Science and Technology become new focus for non-profit that has supported fitness & arts programs
By Kelly Corrigan, firstname.lastname@example.org
The Glendale Educational Foundation hosted its 10th annual “State of the Schools” breakfast Thursday morning, where organizers announced a new focus on raising money to support science and technology programs.
In the decade the foundation has operated, it has donated $2.5 million to Glendale schools to support health, fitness and the arts. The annual breakfast event highlights students’ accomplishments as well as community donors’ gift giving to extracurricular programs such as in the arts, music and elsewhere.
“This is to make sure we meet our motto of every school, every student,” said Lynn Miyamoto, president of the foundation.
Glendale Unified Supt. Dick Sheehan addressed hundreds of business leaders, community members and educators in attendance Thursday at the Pacific Community Center and said it was “truly an honor” to work in a district with such significant community support.
An elementary age orchestra performed for the crowd on string instruments that had been paid for by the foundation.
Later, Clark Magnet High School student Mika Stanghill shared what she learned while participating in the school’s robotics program.
“Without robotics, I would have never found my love in engineering or programming…I’m really thankful that right now, I can confidently say that I want to become a bioengineer.”
Under the foundation’s new science and technology focus, a program given out to those who attended suggested that a $100 donation could purchase a robot-building kit for two high school students.
A $1,000 donation could provide a classroom with a kit that would teach students how to build a robot they could enter into competitions.

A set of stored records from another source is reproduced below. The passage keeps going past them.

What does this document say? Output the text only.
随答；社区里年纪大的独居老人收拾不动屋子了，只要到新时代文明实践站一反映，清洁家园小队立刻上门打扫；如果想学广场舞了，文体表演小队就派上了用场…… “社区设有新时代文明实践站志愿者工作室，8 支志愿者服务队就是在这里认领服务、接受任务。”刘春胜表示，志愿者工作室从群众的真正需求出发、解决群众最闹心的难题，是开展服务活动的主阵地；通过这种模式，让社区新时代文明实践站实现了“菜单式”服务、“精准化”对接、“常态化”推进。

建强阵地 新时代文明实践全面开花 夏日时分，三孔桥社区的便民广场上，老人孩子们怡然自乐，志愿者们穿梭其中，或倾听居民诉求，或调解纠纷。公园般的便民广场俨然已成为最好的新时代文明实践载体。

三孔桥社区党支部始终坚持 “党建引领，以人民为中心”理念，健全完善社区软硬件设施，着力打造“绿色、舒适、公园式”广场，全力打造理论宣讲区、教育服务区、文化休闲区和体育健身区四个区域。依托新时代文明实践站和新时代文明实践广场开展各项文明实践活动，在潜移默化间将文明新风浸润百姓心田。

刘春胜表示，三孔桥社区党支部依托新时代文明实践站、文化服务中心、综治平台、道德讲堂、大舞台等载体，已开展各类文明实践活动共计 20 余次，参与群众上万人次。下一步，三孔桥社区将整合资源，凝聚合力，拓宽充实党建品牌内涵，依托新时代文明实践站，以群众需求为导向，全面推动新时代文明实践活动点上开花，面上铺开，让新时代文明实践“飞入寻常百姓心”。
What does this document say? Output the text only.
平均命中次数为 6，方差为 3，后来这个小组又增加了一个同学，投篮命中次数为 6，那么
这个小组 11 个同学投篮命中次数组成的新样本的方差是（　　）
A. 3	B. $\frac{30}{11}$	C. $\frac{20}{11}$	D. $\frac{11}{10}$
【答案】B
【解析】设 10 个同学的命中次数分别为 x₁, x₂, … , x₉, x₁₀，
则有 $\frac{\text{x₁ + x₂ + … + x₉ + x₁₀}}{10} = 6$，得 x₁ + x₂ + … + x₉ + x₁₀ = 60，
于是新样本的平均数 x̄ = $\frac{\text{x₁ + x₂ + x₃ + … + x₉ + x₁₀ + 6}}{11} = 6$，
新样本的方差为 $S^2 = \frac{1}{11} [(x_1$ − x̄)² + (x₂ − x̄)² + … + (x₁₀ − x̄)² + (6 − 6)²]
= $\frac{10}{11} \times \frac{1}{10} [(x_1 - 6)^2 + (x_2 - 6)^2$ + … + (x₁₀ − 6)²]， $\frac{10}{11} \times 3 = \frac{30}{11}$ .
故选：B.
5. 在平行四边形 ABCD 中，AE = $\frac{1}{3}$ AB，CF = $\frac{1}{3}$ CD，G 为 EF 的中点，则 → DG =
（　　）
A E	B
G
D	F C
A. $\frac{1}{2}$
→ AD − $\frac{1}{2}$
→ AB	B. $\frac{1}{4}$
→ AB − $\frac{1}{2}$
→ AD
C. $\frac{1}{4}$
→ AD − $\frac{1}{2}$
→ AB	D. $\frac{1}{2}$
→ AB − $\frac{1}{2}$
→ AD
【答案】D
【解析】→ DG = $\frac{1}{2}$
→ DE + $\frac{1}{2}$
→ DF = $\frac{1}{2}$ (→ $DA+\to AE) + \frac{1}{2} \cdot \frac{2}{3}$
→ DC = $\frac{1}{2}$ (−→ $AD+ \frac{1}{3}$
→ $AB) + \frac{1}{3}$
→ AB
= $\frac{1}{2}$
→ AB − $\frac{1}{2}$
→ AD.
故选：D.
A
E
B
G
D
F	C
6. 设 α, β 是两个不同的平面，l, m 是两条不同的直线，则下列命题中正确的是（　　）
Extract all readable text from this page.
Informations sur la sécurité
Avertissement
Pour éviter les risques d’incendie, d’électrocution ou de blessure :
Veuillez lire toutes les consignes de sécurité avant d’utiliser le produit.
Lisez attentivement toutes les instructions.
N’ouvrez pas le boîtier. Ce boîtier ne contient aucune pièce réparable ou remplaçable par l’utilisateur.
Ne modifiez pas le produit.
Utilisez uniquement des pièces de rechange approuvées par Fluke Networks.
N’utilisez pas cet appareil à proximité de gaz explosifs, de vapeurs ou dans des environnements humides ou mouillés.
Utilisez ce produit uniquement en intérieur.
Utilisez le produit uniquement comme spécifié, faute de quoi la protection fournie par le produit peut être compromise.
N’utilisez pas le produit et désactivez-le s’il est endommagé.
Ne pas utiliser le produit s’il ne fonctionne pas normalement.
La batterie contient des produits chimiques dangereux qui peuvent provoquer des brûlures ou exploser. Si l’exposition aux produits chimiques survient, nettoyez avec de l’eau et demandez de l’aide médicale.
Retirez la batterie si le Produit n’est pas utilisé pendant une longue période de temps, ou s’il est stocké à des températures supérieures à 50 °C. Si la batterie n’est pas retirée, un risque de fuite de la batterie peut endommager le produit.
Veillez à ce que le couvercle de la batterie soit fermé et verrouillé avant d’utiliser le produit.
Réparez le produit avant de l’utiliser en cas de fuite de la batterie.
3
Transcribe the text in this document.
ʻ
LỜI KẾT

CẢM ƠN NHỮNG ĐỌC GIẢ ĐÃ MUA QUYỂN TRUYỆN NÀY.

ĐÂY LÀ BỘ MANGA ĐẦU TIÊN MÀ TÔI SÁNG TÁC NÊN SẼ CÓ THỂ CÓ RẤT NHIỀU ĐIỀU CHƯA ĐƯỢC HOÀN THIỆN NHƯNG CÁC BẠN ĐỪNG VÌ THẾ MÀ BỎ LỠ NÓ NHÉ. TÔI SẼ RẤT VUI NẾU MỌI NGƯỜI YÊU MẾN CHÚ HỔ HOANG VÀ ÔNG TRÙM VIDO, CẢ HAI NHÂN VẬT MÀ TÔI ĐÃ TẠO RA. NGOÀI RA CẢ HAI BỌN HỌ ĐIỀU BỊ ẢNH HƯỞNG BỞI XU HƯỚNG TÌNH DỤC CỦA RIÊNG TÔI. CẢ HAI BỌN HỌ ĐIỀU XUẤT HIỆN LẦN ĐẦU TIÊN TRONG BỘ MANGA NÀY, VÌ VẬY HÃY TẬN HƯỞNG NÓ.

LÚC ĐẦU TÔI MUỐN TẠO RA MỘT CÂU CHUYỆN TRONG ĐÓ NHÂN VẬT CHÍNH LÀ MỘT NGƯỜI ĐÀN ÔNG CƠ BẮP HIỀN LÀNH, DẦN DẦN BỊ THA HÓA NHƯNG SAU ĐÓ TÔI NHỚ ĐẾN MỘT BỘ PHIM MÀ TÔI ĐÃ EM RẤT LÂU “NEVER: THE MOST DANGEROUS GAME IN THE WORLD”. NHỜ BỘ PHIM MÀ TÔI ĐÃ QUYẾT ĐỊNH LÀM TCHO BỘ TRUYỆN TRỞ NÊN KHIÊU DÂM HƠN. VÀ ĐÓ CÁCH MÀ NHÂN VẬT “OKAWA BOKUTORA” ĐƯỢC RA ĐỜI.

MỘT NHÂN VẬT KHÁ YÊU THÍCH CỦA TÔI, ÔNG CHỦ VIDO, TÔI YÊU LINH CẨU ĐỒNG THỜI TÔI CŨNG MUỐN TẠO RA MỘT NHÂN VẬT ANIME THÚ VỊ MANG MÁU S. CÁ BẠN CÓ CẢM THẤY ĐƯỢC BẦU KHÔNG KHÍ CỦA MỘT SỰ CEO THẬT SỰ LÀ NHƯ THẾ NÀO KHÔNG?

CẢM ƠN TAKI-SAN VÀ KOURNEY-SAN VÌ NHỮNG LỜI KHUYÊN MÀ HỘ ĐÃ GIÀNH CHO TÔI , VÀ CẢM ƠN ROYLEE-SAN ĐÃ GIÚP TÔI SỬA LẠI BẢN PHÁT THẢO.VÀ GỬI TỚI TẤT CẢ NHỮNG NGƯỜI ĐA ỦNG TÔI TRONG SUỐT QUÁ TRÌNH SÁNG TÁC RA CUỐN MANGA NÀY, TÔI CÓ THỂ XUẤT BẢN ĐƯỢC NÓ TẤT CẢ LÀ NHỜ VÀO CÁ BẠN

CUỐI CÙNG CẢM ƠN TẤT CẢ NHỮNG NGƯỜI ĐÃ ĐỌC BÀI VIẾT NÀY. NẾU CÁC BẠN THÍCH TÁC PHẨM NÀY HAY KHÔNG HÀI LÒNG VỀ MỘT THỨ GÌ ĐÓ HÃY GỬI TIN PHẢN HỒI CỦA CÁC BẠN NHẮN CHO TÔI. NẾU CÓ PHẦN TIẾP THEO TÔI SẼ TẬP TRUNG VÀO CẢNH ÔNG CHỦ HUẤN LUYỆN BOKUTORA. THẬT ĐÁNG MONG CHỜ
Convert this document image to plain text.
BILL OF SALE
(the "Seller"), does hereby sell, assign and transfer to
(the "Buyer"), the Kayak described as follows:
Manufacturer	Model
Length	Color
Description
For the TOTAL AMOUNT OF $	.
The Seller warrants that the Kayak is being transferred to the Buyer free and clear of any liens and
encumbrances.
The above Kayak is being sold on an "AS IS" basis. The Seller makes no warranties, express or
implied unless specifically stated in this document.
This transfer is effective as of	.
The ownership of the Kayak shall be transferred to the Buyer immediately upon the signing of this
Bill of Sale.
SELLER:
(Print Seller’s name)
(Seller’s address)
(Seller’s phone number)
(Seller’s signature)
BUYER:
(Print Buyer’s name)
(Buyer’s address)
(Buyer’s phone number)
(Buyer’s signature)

A $20,000 donation could pay for the registration, kids and team regalia for 32 high school students.
In recent years, robotics programs in Glendale have been a growing focus for both educators and students, and, they exist at all four middle schools and two high schools.
Miyamoto pushed for ongoing donations for the foundation’s new campaign.
“Imagine what would it be like to have all of our students graduate from GUSD and know you were part of their learning experience to become the next generation of innovators, collaborators and creative forces in both the public and private sector?” she asked.